Marcos, now 66, was nostalgic when he faced the Filipino community on Sunday, Nov. 19, heaping praises on people whom he said “kept the body and soul of the Marcos family.” 

He said the Marcoses landed at Hickam Air Force Base from Malacañang in 1986 with nothing. According to the President, Filipinos provided them with clothes, appliances and other necessities, keeping his family “literally alive.”

“We could not have survived that very difficult period if not for you,” the President told a crowd of about a thousand people at the Hawaii Convention Center.

“And that is something that I will carry in my heart, that the Marcos family will carry in our heart. We tell our children about this and how wonderful you all were to us in the time that we were here,” he added.

Marcos said people do not believe him whenever he tells the story of his family’s exile.

“But I tell them, you do not realize how – how close we became and how kind and how generous the people – the Filipino-Americans in Hawaii were,” he added.

The Marcoses were banished to Hawaii after their patriarch, the late president Ferdinand Marcos, was ousted in the 1986 people power revolution. They lived in exile until 1991. 

A New York Times article published in 1988 quoted friends and associates of former first lady Imelda Marcos as saying that she and her husband still enjoyed the “high life they were accustomed to in Manila.” 

According to the article, the Marcoses were “hosts to weekly Sunday afternoon gatherings and lavishly catered dinners at their multimillion-dollar Makiki Heights estate and dinner parties at some of the most expensive restaurants in town.”

An Associated Press article published on July 31, 1991 said the government of then president Corazon Aquino allowed Imelda to return to the Philippines from her exile to put her on trial and “lay to rest” the remaining ghosts “of her husband’s 20-year dictatorship.”

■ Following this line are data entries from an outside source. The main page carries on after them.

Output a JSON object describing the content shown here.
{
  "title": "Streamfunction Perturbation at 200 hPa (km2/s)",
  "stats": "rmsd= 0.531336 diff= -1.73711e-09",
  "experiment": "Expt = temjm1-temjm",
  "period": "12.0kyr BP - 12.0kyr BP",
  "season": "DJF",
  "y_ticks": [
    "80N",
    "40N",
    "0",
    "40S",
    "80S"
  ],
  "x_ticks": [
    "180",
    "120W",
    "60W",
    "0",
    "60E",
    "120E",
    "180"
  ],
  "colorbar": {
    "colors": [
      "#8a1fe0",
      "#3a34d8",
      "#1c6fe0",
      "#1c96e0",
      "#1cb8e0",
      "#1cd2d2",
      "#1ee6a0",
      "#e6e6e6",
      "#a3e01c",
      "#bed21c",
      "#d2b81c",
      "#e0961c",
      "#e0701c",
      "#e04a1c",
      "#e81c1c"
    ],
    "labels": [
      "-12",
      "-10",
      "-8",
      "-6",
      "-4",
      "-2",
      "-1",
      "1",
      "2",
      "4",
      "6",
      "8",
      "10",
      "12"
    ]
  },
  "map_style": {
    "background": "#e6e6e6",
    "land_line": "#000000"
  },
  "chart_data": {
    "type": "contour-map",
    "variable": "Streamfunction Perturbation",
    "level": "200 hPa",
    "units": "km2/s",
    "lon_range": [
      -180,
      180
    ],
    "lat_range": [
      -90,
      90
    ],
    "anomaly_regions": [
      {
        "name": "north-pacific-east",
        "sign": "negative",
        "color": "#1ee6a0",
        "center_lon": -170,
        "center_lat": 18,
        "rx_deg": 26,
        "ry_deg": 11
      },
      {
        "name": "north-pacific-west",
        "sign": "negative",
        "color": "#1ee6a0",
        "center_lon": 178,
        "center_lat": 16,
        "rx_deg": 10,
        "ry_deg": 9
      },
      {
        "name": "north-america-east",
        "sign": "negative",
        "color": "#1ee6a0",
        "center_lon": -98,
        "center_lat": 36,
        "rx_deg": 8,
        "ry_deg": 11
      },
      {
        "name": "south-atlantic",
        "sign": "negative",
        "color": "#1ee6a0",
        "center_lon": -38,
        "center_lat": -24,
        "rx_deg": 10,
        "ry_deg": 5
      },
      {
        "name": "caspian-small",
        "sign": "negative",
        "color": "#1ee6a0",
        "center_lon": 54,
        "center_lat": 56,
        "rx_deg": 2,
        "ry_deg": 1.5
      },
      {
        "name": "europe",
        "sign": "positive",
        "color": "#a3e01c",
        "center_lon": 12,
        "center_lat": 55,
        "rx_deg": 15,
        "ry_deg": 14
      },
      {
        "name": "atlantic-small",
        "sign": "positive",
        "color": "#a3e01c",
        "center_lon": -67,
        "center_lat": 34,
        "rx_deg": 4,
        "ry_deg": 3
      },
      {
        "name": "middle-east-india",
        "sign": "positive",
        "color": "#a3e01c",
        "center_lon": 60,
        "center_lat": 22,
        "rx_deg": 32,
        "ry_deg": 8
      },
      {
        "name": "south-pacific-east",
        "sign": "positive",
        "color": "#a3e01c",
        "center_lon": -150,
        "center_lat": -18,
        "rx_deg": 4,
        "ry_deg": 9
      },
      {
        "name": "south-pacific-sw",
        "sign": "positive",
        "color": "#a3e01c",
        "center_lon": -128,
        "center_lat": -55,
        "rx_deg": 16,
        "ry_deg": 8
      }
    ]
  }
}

In 1993, the body of the elder Marcos, who died in exile nearly four years earlier, arrived in the Philippines. Incidentally, the younger Marcos’ visit to Hawaii coincided with the seventh anniversary of the controversial burial of the late president to the Libingan ng mga Bayani, which was allowed by former president Rodrigo Duterte in 2016 despite protests by human rights groups and martial law victims.

Marcos said he could have traveled directly to Manila after attending the Asia-Pacific Economic Cooperation summit in San Francisco, but decided to drop by Honolulu to visit his friends.

“So I said, we have to go down — we have to land in Hawaii. I have to say hello to all our friends in Hawaii... The Filipinos and the Filipino Americans in Hawaii hold a very special place in my heart for all the wonderful experiences that we had here with our Filipino compatriots,” he said, drawing loud cheers from his audience.

“On behalf of my entire family, my father is gone, but when my mother found out that I was coming to Honolulu, she said you make sure that you go back to all of those people who went out of their way to keep us comfortable, to keep us alive, literally alive.”

Marcos’ visit to Hawaii is the last leg of his week-long trip to the US. His plane landed at the Daniel K. Inouye International Airport at 1:13 p.m. on Sunday, Philippine time.

The President is also scheduled to meet with security officials of the US Indo-Pacific Command and attend a roundtable discussion with the Daniel K. Inouye Asia-Pacific Center for Security Studies.

The Indo-Pacific Command covers about half the earth’s surface, has about 375,000 military and civilian personnel and is supported by multiple component and sub-unified commands including US Forces Korea, US Forces Japan, US Special Operations Command Pacific, US Pacific Fleet, US Marine Forces Pacific, US Pacific Air Forces and US Army Pacific.